A team of researchers from Brigham Young University and Arizona University, has found that married couples who support each other when watching horror movies experience less stress than couples who are not as supportive. The team has written a paper describing their experiments and what they learned from them and have uploaded it to the open-access site PLOS ONE.
Prior research has suggested that people experience less stress during stressful times if they have support from another person. However, as the researchers with this new effort note, such experiences are difficult to measure.
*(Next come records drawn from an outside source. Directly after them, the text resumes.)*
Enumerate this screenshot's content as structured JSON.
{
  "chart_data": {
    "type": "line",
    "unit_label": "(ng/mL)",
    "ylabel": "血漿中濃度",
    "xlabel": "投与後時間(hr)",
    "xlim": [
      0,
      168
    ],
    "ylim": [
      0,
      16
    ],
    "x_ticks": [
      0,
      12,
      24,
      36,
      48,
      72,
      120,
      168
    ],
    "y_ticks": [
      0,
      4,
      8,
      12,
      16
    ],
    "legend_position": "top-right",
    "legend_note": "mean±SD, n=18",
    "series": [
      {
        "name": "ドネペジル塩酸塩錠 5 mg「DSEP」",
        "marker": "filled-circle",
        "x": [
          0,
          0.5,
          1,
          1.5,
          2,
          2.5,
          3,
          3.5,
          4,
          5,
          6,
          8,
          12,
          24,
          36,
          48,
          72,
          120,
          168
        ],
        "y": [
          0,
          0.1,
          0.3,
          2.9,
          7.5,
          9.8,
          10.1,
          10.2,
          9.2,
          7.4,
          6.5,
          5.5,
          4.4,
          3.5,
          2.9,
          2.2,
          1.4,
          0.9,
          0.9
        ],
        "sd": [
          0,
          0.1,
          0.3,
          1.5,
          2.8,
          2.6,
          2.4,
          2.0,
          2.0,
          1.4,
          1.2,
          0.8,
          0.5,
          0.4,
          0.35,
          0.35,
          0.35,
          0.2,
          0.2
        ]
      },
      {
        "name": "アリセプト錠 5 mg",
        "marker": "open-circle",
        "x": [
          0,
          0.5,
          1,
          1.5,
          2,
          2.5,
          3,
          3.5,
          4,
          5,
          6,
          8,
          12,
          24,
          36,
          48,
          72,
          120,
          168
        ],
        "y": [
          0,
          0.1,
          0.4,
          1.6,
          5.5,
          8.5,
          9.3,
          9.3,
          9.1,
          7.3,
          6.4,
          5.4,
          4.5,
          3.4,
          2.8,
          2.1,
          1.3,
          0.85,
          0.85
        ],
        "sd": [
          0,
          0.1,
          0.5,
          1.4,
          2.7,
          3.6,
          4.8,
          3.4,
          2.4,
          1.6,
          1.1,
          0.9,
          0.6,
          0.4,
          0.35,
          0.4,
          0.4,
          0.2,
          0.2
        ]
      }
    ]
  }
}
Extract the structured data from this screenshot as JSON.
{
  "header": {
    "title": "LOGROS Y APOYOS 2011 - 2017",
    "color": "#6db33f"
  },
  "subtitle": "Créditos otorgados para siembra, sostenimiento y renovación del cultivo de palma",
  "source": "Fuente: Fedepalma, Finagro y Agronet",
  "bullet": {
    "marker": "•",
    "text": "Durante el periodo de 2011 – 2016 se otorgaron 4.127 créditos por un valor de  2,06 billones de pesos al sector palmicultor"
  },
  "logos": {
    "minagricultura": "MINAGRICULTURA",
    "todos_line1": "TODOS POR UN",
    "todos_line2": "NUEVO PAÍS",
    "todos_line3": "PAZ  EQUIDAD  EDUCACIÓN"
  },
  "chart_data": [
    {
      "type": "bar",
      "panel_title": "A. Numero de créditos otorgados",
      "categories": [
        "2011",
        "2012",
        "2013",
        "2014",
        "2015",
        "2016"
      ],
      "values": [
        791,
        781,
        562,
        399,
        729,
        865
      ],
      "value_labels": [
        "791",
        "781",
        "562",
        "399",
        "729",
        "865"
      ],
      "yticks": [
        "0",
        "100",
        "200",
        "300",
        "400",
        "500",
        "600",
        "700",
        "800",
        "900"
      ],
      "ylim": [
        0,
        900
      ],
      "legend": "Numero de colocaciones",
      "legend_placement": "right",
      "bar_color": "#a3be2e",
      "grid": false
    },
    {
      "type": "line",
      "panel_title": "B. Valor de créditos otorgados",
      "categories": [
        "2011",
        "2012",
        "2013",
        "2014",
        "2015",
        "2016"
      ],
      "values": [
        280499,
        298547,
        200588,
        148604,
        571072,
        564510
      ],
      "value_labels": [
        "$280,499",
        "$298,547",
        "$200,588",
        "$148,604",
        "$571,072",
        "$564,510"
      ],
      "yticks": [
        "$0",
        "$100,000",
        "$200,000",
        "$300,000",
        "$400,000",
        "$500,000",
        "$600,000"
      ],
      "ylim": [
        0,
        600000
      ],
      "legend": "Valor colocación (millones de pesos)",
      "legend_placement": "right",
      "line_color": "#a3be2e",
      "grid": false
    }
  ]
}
In this new effort, they set up a simple experiment that they believed could be used as a way to measure such events.
For their study, the researchers asked 83 couples who had been married for at least 10 years to watch short video clips captured from the stressful parts of horror movies. In the experiments, the researchers asked one of the volunteers in a couple to sit and watch a stressful video clip while their spouse sat next to them listening to unrelated music. Afterward, the couple would switch places. Also, in some scenarios, the couples were asked to hold hands and to behave in a supportive manner, while in other scenarios they were asked to sit slightly apart. As the experiments were unfolding, the researchers measured stress responses in the volunteers using blood pressure cuffs and pupil eye dilation measuring software. Each volunteer was also asked afterward how they felt regarding their spouse as they watched the video clip.
The researchers found that approximately two-thirds of the couples who held hands during the video clips had a lower stress response. Most of them also reported feeling more supported as they watched the videos.